Have you ever heard of the type of “caressed-bitter” cat? This is the cat that will come to you for hugs, but who will  decide how much hugs that he will receive. Indeed, if a cat licks you while you are caressing him, he wants to signify that he had enough. If you do not stop, he will start biting you.

9. Strong Anxiety

When a kitten is particularly anxious, it can begin to compulsively lick. This is a good indication that it must be caressed and cuddled to reduce his stress. If your cat seems to be constantly licking, try to give it more attention and affection to soothe it and decrease the licking episodes.

10. Why Does It Hurts?

Your cat’s tongue is specially designed for deep cleaning such as cats need regularly.
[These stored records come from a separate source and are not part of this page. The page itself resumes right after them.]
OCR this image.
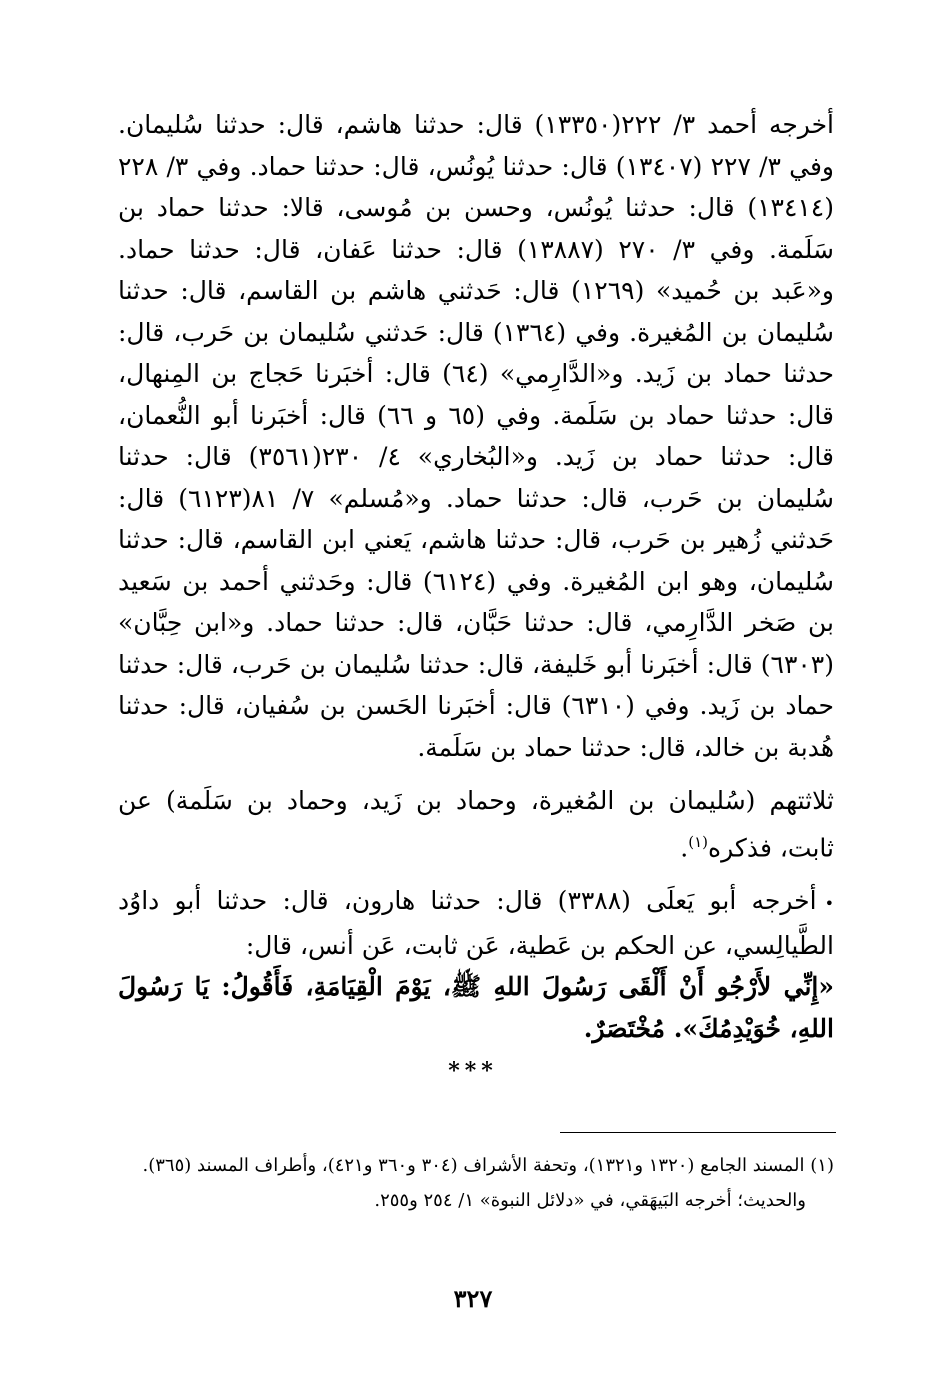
أخرجه أحمد ٣/ ٢٢٢(١٣٣٥٠) قال: حدثنا هاشم، قال: حدثنا سُليمان. وفي ٣/ ٢٢٧ (١٣٤٠٧) قال: حدثنا يُونُس، قال: حدثنا حماد. وفي ٣/ ٢٢٨ (١٣٤١٤) قال: حدثنا يُونُس، وحسن بن مُوسى، قالا: حدثنا حماد بن سَلَمة. وفي ٣/ ٢٧٠ (١٣٨٨٧) قال: حدثنا عَفان، قال: حدثنا حماد. و«عَبد بن حُميد» (١٢٦٩) قال: حَدثني هاشم بن القاسم، قال: حدثنا سُليمان بن المُغيرة. وفي (١٣٦٤) قال: حَدثني سُليمان بن حَرب، قال: حدثنا حماد بن زَيد. و«الدَّارِمي» (٦٤) قال: أخبَرنا حَجاج بن المِنهال، قال: حدثنا حماد بن سَلَمة. وفي (٦٥ و ٦٦) قال: أخبَرنا أبو النُّعمان، قال: حدثنا حماد بن زَيد. و«البُخاري» ٤/ ٢٣٠(٣٥٦١) قال: حدثنا سُليمان بن حَرب، قال: حدثنا حماد. و«مُسلم» ٧/ ٨١(٦١٢٣) قال: حَدثني زُهير بن حَرب، قال: حدثنا هاشم، يَعني ابن القاسم، قال: حدثنا سُليمان، وهو ابن المُغيرة. وفي (٦١٢٤) قال: وحَدثني أحمد بن سَعيد بن صَخر الدَّارِمي، قال: حدثنا حَبَّان، قال: حدثنا حماد. و«ابن حِبَّان» (٦٣٠٣) قال: أخبَرنا أبو خَليفة، قال: حدثنا سُليمان بن حَرب، قال: حدثنا حماد بن زَيد. وفي (٦٣١٠) قال: أخبَرنا الحَسن بن سُفيان، قال: حدثنا هُدبة بن خالد، قال: حدثنا حماد بن سَلَمة.

ثلاثتهم (سُليمان بن المُغيرة، وحماد بن زَيد، وحماد بن سَلَمة) عن ثابت، فذكره$^{(١)}$.

•أخرجه أبو يَعلَى (٣٣٨٨) قال: حدثنا هارون، قال: حدثنا أبو داوُد الطَّيالِسي، عن الحكم بن عَطية، عَن ثابت، عَن أنس، قال:

«إِنِّي لأَرْجُو أَنْ أَلْقَى رَسُولَ اللهِ ﷺ، يَوْمَ الْقِيَامَةِ، فَأَقُولُ: يَا رَسُولَ اللهِ، خُوَيْدِمُكَ». مُخْتَصَرٌ.

***

(١) المسند الجامع (١٣٢٠ و١٣٢١)، وتحفة الأشراف (٣٠٤ و٣٦٠ و٤٢١)، وأطراف المسند (٣٦٥).

والحديث؛ أخرجه البَيهَقي، في «دلائل النبوة» ١/ ٢٥٤ و٢٥٥.

٣٢٧
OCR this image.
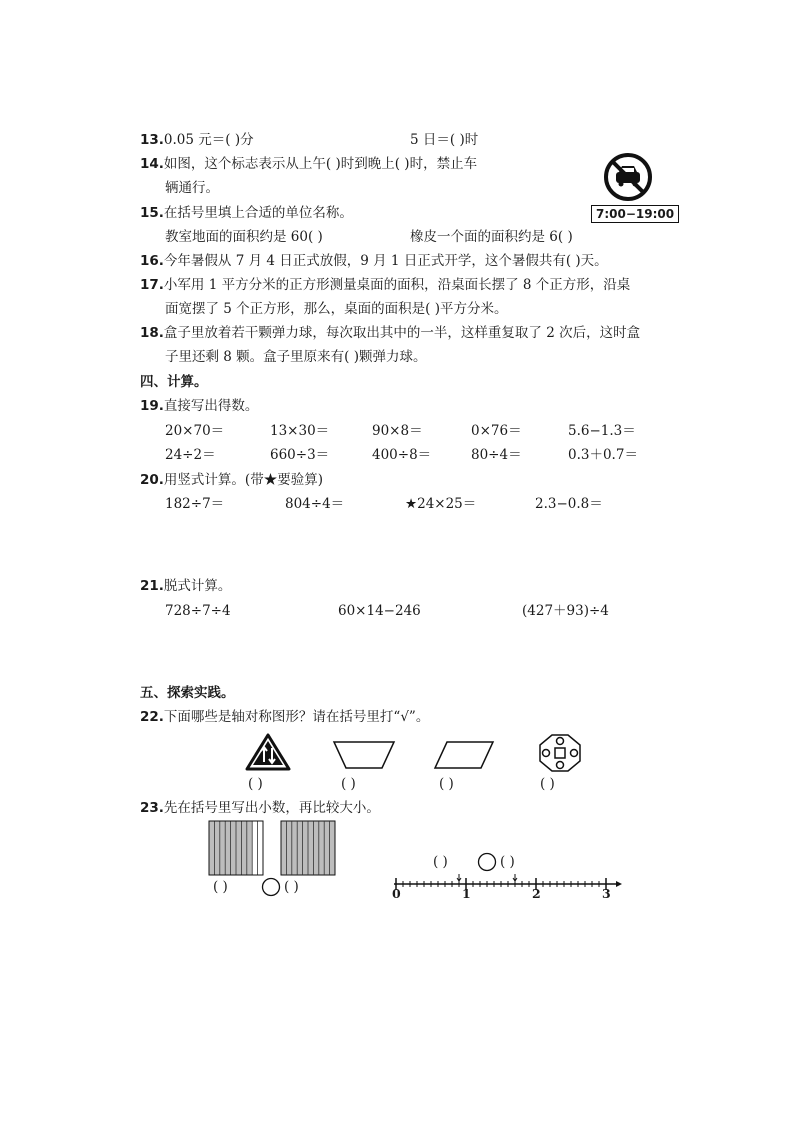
13.0.05 元＝( )分	5 日＝( )时
14.如图，这个标志表示从上午( )时到晚上( )时，禁止车
辆通行。
7:00−19:00
15.在括号里填上合适的单位名称。
教室地面的面积约是 60( )	橡皮一个面的面积约是 6( )
16.今年暑假从 7 月 4 日正式放假，9 月 1 日正式开学，这个暑假共有( )天。
17.小军用 1 平方分米的正方形测量桌面的面积，沿桌面长摆了 8 个正方形，沿桌
面宽摆了 5 个正方形，那么，桌面的面积是( )平方分米。
18.盒子里放着若干颗弹力球，每次取出其中的一半，这样重复取了 2 次后，这时盒
子里还剩 8 颗。盒子里原来有( )颗弹力球。
四、计算。
19.直接写出得数。
20×70＝	13×30＝	90×8＝	0×76＝	5.6−1.3＝
24÷2＝	660÷3＝	400÷8＝	80÷4＝	0.3＋0.7＝
20.用竖式计算。(带★要验算)
182÷7＝	804÷4＝	★24×25＝	2.3−0.8＝
21.脱式计算。
728÷7÷4	60×14−246	(427＋93)÷4
五、探索实践。
22.下面哪些是轴对称图形？请在括号里打“√”。
( )	( )	( )	( )
23.先在括号里写出小数，再比较大小。
( )	( )
( )	( )
0	1	2	3
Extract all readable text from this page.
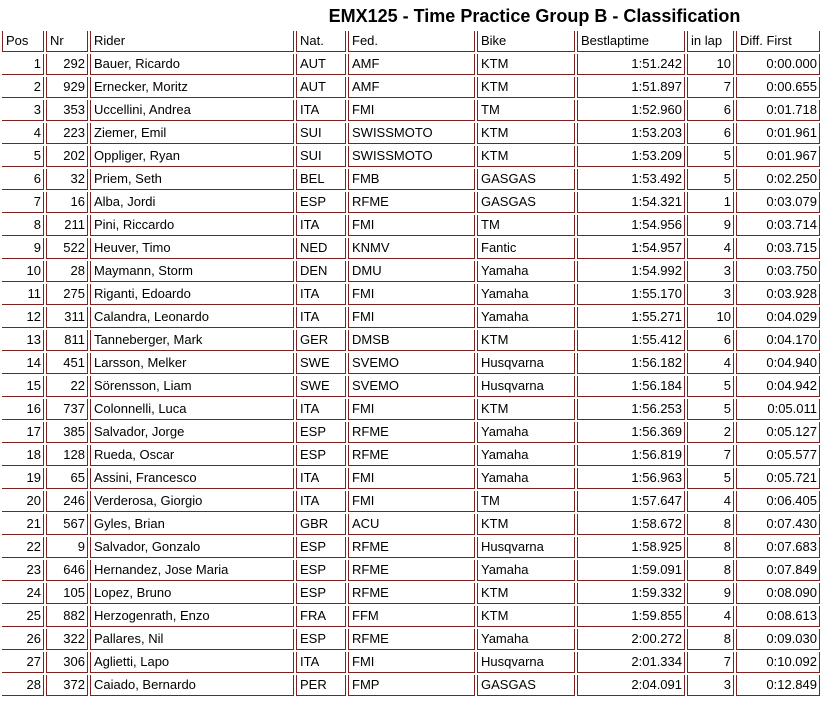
EMX125 - Time Practice Group B - Classification
Pos	Nr	Rider	Nat.	Fed.	Bike	Bestlaptime	in lap	Diff. First
1	292	Bauer, Ricardo	AUT	AMF	KTM	1:51.242	10	0:00.000
2	929	Ernecker, Moritz	AUT	AMF	KTM	1:51.897	7	0:00.655
3	353	Uccellini, Andrea	ITA	FMI	TM	1:52.960	6	0:01.718
4	223	Ziemer, Emil	SUI	SWISSMOTO	KTM	1:53.203	6	0:01.961
5	202	Oppliger, Ryan	SUI	SWISSMOTO	KTM	1:53.209	5	0:01.967
6	32	Priem, Seth	BEL	FMB	GASGAS	1:53.492	5	0:02.250
7	16	Alba, Jordi	ESP	RFME	GASGAS	1:54.321	1	0:03.079
8	211	Pini, Riccardo	ITA	FMI	TM	1:54.956	9	0:03.714
9	522	Heuver, Timo	NED	KNMV	Fantic	1:54.957	4	0:03.715
10	28	Maymann, Storm	DEN	DMU	Yamaha	1:54.992	3	0:03.750
11	275	Riganti, Edoardo	ITA	FMI	Yamaha	1:55.170	3	0:03.928
12	311	Calandra, Leonardo	ITA	FMI	Yamaha	1:55.271	10	0:04.029
13	811	Tanneberger, Mark	GER	DMSB	KTM	1:55.412	6	0:04.170
14	451	Larsson, Melker	SWE	SVEMO	Husqvarna	1:56.182	4	0:04.940
15	22	Sörensson, Liam	SWE	SVEMO	Husqvarna	1:56.184	5	0:04.942
16	737	Colonnelli, Luca	ITA	FMI	KTM	1:56.253	5	0:05.011
17	385	Salvador, Jorge	ESP	RFME	Yamaha	1:56.369	2	0:05.127
18	128	Rueda, Oscar	ESP	RFME	Yamaha	1:56.819	7	0:05.577
19	65	Assini, Francesco	ITA	FMI	Yamaha	1:56.963	5	0:05.721
20	246	Verderosa, Giorgio	ITA	FMI	TM	1:57.647	4	0:06.405
21	567	Gyles, Brian	GBR	ACU	KTM	1:58.672	8	0:07.430
22	9	Salvador, Gonzalo	ESP	RFME	Husqvarna	1:58.925	8	0:07.683
23	646	Hernandez, Jose Maria	ESP	RFME	Yamaha	1:59.091	8	0:07.849
24	105	Lopez, Bruno	ESP	RFME	KTM	1:59.332	9	0:08.090
25	882	Herzogenrath, Enzo	FRA	FFM	KTM	1:59.855	4	0:08.613
26	322	Pallares, Nil	ESP	RFME	Yamaha	2:00.272	8	0:09.030
27	306	Aglietti, Lapo	ITA	FMI	Husqvarna	2:01.334	7	0:10.092
28	372	Caiado, Bernardo	PER	FMP	GASGAS	2:04.091	3	0:12.849
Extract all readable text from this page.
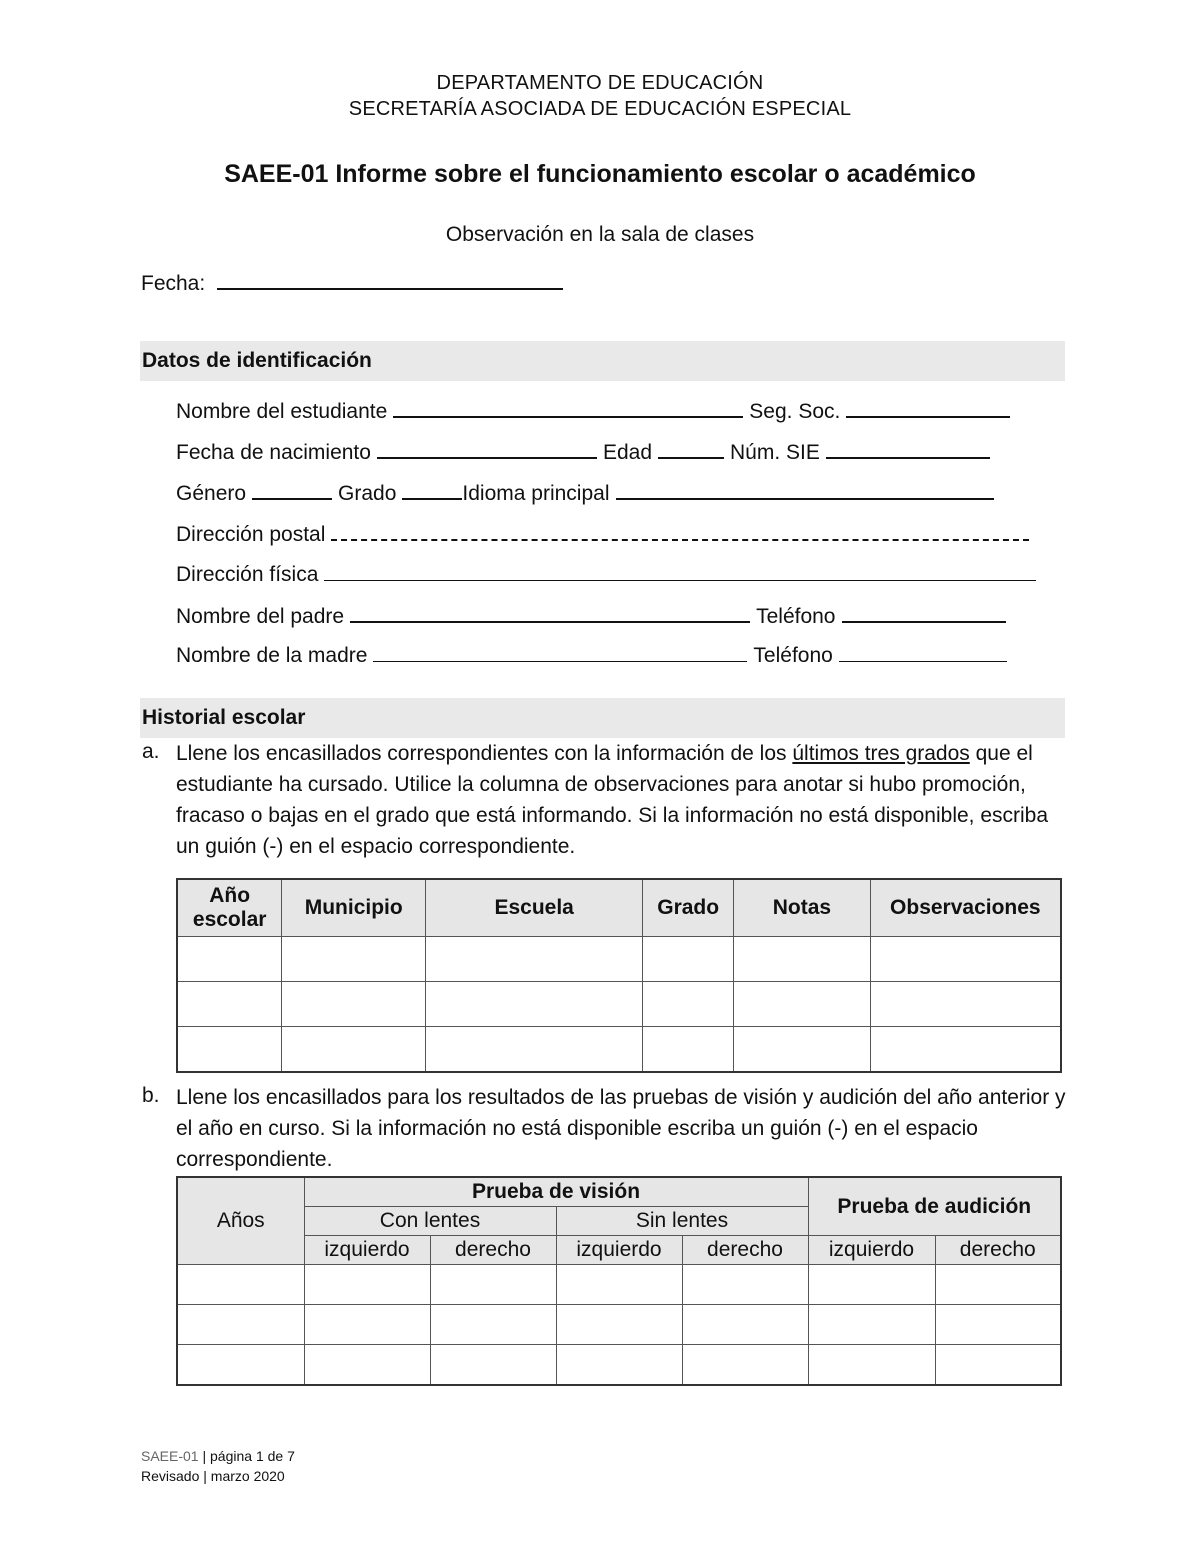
DEPARTAMENTO DE EDUCACIÓN
SECRETARÍA ASOCIADA DE EDUCACIÓN ESPECIAL
SAEE-01 Informe sobre el funcionamiento escolar o académico
Observación en la sala de clases
Fecha:
Datos de identificación
Nombre del estudiante	Seg. Soc.
Fecha de nacimiento	Edad	Núm. SIE
Género	Grado	Idioma principal
Dirección postal
Dirección física
Nombre del padre	Teléfono
Nombre de la madre	Teléfono
Historial escolar
a. Llene los encasillados correspondientes con la información de los últimos tres grados que el estudiante ha cursado. Utilice la columna de observaciones para anotar si hubo promoción, fracaso o bajas en el grado que está informando. Si la información no está disponible, escriba un guión (-) en el espacio correspondiente.
Año escolar	Municipio	Escuela	Grado	Notas	Observaciones

b. Llene los encasillados para los resultados de las pruebas de visión y audición del año anterior y el año en curso. Si la información no está disponible escriba un guión (-) en el espacio correspondiente.
Años	Prueba de visión				Prueba de audición	
	Con lentes		Sin lentes			
	izquierdo	derecho	izquierdo	derecho	izquierdo	derecho

SAEE-01 | página 1 de 7
Revisado | marzo 2020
The feline’s powerful tongue is able to actually remove incredible amounts of hair. This ability comes from the taste buds that cover it: hooks that turn back and are made of keratin, which is also the material whose claws are made. The taste buds actually work as a comb to separate the hairs and furs to access the dirt underneath.

11. Non-licking Area

When the licking becomes too recurrent, give your cat a little massage, a little more intense than regular hugs. But you must never reprimand him or punish him for doing what comes naturally to him. Distracting with a catnip toy or throwing small balls across the room is a much more effective way to focus your attention elsewhere. He must know that you understand.